3 Reminders About Honoring Our Kids’ Emotional Experiences
This morning Asher had to get pricked for an allergy test. He’s still fairly traumatized by the blood test he’d had several months ago, so the unknowns about this further poking were kind of a big deal.
Last night at bedtime when he remembered what the morning entailed, he started getting anxious, and doing what we call in our house awfulizing. Derin helped him with some reframes and turned out the lights, fingers crossed he’d be able to sleep.

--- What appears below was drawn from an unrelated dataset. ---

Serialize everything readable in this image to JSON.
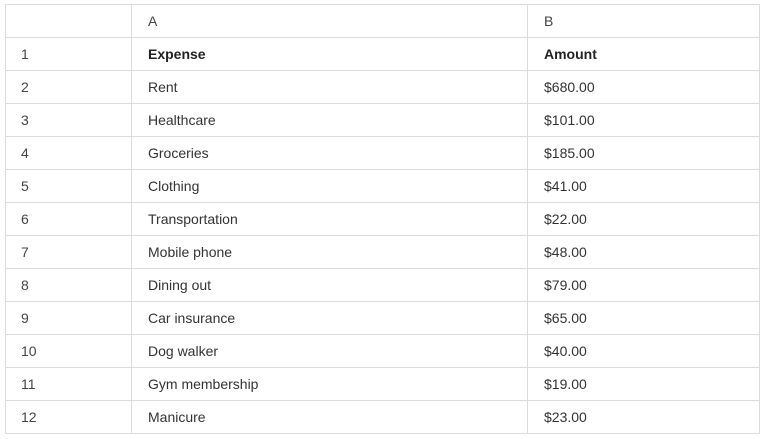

He did. But when I woke him up, I instantly knew he wasn’t in a good space and I braced myself for some serious pushback. I was filled with the dread of what I just knew was coming—tense energy, fight or flight response, and all-around grumpiness, with me as the primary recipient. Before even a minute went by, I found myself already losing patience and frustrated with what I perceived as his default reaction of making a big deal out of something that wasn’t that big of a deal.
In other words, I was worried about how Asher’s allergy test was going to affect me and my day. (Not my best mama moment…)
Luckily, I realized this before he even jumped down from his top bunk and I managed to shift into empathy mode. I offered to make him a toasted bagel, suggested we take the tram to the appointment rather than bike in sub-freezing temperatures, remarked how responsible he was being by taking care of his body, and asked him if there was anything I could do to help make the morning easier for him.
For his part, he surprised me by moving out of defense mode and getting dressed without any big delays. He happily read his Kindle while eating breakfast and, when he was finished, put on his shoes and coat without any reminders. And when it was time for those eleven pokes on the inside of his forearm to test for reactions to things like grass, dust, and cats, he bravely rolled up his sleeves and laid his arms out on the table.
Spoiler alert: The test wasn’t bad at all. He barely felt the pokes. He only reacted to one allergen…grass. And the rest of our morning went on as smoothly any morning would.
Though the allergy test didn’t reveal any life-changing information regarding Asher’s allergies, it did present yet another opportunity for me to get totally and completely schooled from a parenting POV. In fact, I can pinpoint as least three takeaways from this morning’s events:
One: While we frequently remind Asher of the dangers of “awfulizing,” that’s exactly what I was doing. I had jumped to a conclusion about how bad things were going to be today without any evidence. Had I not checked myself and shifted my thinking, I could have actually created the exact outcome I was trying to avoid.
Two: Asher’s emotions are his and absolutely valid. If I don’t like them, that’s on me. Had I allowed myself to get frustrated by Asher’s legitimate feelings (nervousness, fear, annoyance), I wouldn’t have been honoring his experience. And as a result, he would have missed out on the chance to develop some emotional literacy, gain self-knowledge, and feel good about his ability to get through the morning.
Three: Our kids are always growing. When we respond based on old patterns and behavior, we’re doing them (and ourselves) are great disservice. And in fact when we can recognize and acknowledge their growth, we’re helping them make deeper and positive neural connections.
As it turns out, growth begets growth. For our kids and for us.